Zerkratzter Lack, Scheiben mit Kot, zerhackte Spiegel: Ein Amselmännchen setzt in Stuttgart-Vaihingen den Anwohnern zu. Doch nicht Boshaftigkeit, sondern die Triebe scheinen Auslöser zu sein.

Stuttgart - Hans Martin Wörner ist eigentlich keiner, der mit irgendwem auf Kriegsfuß steht. Doch mit einem Herrn in seiner Nachbarschaft im beschaulichen Dürrlewang in Stuttgart-Vaihingen ist für den 70-Jährigen an ein friedliches Miteinander nicht mehr zu denken. „Er zerkratzt bei unseren Autos den Lack, zerhackt die Spiegel und kackt alles voll – und das fast täglich“, schimpft Wörner.

Die Rede ist von einem Amselmännchen, das nicht nur den Stellplatz der Wörners, sondern auch die Nachbarschaft an der Herschelstraße seit einer Woche heimsucht.

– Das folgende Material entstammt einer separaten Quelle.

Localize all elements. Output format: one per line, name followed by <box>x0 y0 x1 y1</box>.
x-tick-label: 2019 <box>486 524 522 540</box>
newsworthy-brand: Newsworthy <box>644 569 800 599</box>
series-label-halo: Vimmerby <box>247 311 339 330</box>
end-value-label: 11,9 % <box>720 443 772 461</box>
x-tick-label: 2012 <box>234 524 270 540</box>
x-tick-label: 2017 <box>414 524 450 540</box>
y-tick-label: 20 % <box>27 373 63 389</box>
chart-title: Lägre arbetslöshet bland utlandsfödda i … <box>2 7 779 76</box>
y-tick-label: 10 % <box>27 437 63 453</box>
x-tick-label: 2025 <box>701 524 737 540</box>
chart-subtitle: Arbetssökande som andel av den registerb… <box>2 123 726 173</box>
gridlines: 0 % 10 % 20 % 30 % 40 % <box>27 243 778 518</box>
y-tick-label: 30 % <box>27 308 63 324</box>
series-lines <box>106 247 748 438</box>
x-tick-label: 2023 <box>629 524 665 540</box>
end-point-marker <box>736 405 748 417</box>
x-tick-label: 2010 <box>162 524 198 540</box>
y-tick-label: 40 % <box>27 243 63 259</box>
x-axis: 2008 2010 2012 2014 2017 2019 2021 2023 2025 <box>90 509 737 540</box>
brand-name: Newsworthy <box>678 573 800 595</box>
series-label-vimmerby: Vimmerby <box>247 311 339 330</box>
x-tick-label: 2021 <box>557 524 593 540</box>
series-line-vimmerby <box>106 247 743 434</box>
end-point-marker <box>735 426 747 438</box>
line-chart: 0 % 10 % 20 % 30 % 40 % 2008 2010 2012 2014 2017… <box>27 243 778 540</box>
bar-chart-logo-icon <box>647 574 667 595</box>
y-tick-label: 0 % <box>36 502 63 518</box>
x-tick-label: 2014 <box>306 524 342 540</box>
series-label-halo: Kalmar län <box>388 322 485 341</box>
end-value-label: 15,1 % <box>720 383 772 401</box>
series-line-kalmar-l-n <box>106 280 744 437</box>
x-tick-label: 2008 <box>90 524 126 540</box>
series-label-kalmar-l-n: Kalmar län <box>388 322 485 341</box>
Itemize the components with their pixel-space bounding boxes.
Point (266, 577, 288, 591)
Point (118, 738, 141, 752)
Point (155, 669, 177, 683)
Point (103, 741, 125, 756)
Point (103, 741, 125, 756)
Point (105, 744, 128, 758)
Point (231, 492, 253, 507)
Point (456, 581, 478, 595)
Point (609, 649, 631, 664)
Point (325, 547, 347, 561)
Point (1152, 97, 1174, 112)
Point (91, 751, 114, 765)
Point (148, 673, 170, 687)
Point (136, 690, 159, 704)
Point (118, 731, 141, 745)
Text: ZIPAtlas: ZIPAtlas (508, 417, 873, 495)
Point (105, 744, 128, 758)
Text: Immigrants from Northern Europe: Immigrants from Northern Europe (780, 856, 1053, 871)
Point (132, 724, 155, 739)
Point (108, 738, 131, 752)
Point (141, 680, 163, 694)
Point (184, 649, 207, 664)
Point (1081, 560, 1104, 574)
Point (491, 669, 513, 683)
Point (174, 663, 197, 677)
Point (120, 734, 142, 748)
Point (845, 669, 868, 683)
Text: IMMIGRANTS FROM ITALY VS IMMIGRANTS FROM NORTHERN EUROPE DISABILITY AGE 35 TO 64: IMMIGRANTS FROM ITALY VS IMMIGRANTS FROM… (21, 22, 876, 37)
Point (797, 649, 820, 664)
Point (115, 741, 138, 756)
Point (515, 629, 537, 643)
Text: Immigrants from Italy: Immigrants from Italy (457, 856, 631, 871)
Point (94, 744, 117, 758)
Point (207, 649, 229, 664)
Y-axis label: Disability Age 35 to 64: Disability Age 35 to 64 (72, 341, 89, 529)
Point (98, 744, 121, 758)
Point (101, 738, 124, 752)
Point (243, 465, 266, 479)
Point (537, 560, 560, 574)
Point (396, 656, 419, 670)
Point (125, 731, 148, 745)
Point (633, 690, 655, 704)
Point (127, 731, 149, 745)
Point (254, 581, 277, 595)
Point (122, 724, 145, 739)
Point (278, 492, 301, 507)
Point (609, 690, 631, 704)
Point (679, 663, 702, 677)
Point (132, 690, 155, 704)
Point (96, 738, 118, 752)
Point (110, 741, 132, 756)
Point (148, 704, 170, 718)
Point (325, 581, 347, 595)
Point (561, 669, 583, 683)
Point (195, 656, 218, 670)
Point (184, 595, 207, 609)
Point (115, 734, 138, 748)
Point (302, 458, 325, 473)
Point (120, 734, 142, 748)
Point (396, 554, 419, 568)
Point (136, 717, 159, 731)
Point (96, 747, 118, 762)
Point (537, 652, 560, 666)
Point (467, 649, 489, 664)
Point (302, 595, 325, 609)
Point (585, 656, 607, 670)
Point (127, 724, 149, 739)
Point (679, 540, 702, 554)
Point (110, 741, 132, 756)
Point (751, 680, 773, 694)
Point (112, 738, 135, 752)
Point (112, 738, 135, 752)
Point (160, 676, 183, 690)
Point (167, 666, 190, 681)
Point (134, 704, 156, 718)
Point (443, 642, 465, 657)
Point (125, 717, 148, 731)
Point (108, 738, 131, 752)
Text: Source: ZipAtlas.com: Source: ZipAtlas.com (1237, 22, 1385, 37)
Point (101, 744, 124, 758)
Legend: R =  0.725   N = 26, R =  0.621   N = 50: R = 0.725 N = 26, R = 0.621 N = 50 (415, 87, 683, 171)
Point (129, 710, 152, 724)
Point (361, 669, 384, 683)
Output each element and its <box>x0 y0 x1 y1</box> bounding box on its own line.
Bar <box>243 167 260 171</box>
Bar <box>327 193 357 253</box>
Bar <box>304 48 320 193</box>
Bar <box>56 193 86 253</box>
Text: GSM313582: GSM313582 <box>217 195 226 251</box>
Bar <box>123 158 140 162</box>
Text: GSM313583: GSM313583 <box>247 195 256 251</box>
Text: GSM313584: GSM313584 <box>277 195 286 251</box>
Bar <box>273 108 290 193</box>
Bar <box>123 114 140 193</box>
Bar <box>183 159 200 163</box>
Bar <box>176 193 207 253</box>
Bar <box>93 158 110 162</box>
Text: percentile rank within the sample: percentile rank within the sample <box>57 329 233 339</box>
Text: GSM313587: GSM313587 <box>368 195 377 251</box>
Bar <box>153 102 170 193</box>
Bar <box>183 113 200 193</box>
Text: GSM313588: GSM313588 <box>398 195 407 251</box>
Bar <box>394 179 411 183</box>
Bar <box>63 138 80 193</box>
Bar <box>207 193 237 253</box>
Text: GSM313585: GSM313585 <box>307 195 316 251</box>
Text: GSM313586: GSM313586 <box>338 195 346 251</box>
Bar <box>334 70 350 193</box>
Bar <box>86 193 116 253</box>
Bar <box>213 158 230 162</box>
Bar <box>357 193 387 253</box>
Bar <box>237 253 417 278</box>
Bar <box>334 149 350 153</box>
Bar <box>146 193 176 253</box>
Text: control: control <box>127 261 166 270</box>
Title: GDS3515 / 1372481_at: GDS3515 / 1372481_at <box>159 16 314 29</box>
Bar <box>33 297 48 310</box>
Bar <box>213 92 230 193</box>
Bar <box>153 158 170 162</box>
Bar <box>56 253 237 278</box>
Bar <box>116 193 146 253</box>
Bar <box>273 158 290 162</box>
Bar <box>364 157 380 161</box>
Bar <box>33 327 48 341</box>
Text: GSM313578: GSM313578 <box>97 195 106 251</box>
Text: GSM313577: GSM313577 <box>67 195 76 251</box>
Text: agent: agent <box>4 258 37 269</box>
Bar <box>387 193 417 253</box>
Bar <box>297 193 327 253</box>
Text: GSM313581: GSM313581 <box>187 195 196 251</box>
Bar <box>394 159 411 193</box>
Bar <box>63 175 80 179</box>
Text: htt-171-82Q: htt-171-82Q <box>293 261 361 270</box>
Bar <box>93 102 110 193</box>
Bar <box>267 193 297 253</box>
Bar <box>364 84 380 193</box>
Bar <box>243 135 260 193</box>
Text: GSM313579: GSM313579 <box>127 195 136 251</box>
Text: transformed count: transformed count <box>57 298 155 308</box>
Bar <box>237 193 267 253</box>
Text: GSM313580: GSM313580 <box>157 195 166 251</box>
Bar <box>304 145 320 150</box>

Doch wie wehrt man sich, wenn die Natur sich gegen den Menschen wendet? Hans Martin Wörner hat im Baumarkt Decken gekauft und die spiegelnden Flächen seines Peugeot abgehängt. Damit hat er laut Hannes Huber, Pressesprecher Naturschutzbund (Nabu) Baden-Württemberg, alles richtig gemacht: „Das Amselmännchen hat in seinem Spiegelbild einen Rivalen gesehen und ihn angegriffen. Das ist nicht nur für die Unversehrtheit des Fahrzeugs, sondern auch für den Vogel gefährlich.“

Aggressionen während Balzzeit

Zur Balzzeit, die bei Amseln von Mitte März bis Mitte April reichen kann, sei ein solch aggressives Verhalten der Tiere allerdings nichts Ungewöhnliches. Abgesehen davon, dass der Vogel auch seine Notdurft auf dem Blech verrichtet. „Und zwar so heftig, dass mich der Tankstellenwart wegen der ganzen Autowäschen noch freundlicher grüßt als sonst“, sagt Wörner.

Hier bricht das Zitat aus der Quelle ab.